Deglado’s lawyer, Brian Hallaq, said via email Friday: “We have no public comment to make on Mr. Delgado’s case.”
In Latin America, “notarios publicos” are licensed attorneys. In the United States, the term refers to notaries public, and some who advertise themselves as “notarios” offer immigration consultation illegally.
“That’s how they make their money,” McLawsen said. “When people are freaked out about immigration issues, they go to these notarios and get terrible advice that makes their situation worse.”
In some cases, that can lead to deportation proceedings, he said.
After using Delgado’s service for their immigration case — paying him plus $1,500 in filing fees — the family became concerned about their case.

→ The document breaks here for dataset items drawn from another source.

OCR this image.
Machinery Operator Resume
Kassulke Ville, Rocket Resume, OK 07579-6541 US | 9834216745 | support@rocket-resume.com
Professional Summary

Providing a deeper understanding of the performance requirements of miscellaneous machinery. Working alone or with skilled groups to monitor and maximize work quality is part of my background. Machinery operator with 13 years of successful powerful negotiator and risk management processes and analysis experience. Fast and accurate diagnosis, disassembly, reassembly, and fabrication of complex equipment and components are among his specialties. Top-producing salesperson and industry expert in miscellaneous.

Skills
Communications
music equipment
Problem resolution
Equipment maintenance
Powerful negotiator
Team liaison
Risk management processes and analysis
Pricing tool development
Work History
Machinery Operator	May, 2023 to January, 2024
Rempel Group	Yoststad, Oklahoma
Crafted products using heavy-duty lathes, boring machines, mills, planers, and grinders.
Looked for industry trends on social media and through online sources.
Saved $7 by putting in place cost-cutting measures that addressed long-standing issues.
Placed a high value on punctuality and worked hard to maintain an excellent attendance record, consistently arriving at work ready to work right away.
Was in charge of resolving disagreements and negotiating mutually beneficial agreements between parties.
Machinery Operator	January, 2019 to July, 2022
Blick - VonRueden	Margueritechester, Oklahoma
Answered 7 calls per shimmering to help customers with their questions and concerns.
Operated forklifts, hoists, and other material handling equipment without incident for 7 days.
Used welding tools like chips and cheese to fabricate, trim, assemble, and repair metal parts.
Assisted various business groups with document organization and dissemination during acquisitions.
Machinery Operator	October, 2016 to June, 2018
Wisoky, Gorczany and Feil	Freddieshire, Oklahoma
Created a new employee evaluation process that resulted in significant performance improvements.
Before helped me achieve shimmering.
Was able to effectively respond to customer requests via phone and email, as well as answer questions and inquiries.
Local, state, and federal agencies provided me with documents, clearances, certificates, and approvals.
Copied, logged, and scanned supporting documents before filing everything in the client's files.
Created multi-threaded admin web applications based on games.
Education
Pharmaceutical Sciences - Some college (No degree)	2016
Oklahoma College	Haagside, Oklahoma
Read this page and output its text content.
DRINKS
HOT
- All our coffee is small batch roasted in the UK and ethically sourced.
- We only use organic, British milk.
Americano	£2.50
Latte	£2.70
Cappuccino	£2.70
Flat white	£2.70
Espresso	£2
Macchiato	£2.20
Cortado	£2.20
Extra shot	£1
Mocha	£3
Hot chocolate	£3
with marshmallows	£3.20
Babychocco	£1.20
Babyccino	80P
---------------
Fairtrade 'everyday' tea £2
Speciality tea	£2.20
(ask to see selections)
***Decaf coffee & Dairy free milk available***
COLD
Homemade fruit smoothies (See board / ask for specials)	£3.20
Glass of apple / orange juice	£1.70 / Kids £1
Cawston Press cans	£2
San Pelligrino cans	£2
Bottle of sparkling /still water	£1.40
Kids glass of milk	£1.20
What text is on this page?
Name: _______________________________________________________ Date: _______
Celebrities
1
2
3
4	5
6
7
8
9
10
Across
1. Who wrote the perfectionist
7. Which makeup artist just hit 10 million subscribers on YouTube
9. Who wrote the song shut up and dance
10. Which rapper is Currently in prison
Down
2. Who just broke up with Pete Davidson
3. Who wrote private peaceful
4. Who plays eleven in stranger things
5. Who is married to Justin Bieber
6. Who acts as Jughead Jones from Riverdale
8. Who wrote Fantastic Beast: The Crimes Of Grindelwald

They reached out to an immigration lawyer, who warned them of their situation, according to the lawsuit.
The family sued Delgado in Pierce County Superior Court, and the case moved to federal court after he sought bankruptcy protection, attorneys said.
There, a federal judge ruled Feb. 27 that Delgado owed them more than $50,000 in damages and attorney fees.
The family who sued requested that their names not be publicized, because they’re worried about retaliation, McLawsen said.
“These are just such aggressive times in terms of immigration enforcement,” he said.
McLawsen said he thinks there has been one other successful private lawsuit against a notario in Washington. A Lakewood business settled with a Midland man in 2015, after unauthorized consulting jeopardized his immigration case.
Sometimes, but not always, notarios charge less than attorneys. But McLawsen cautioned that such unqualified immigration advice can end in deportation proceedings.
As for the family who filed the suit, he said: “They do have a pathway toward legal status, and they’re in the process of pursuing that.”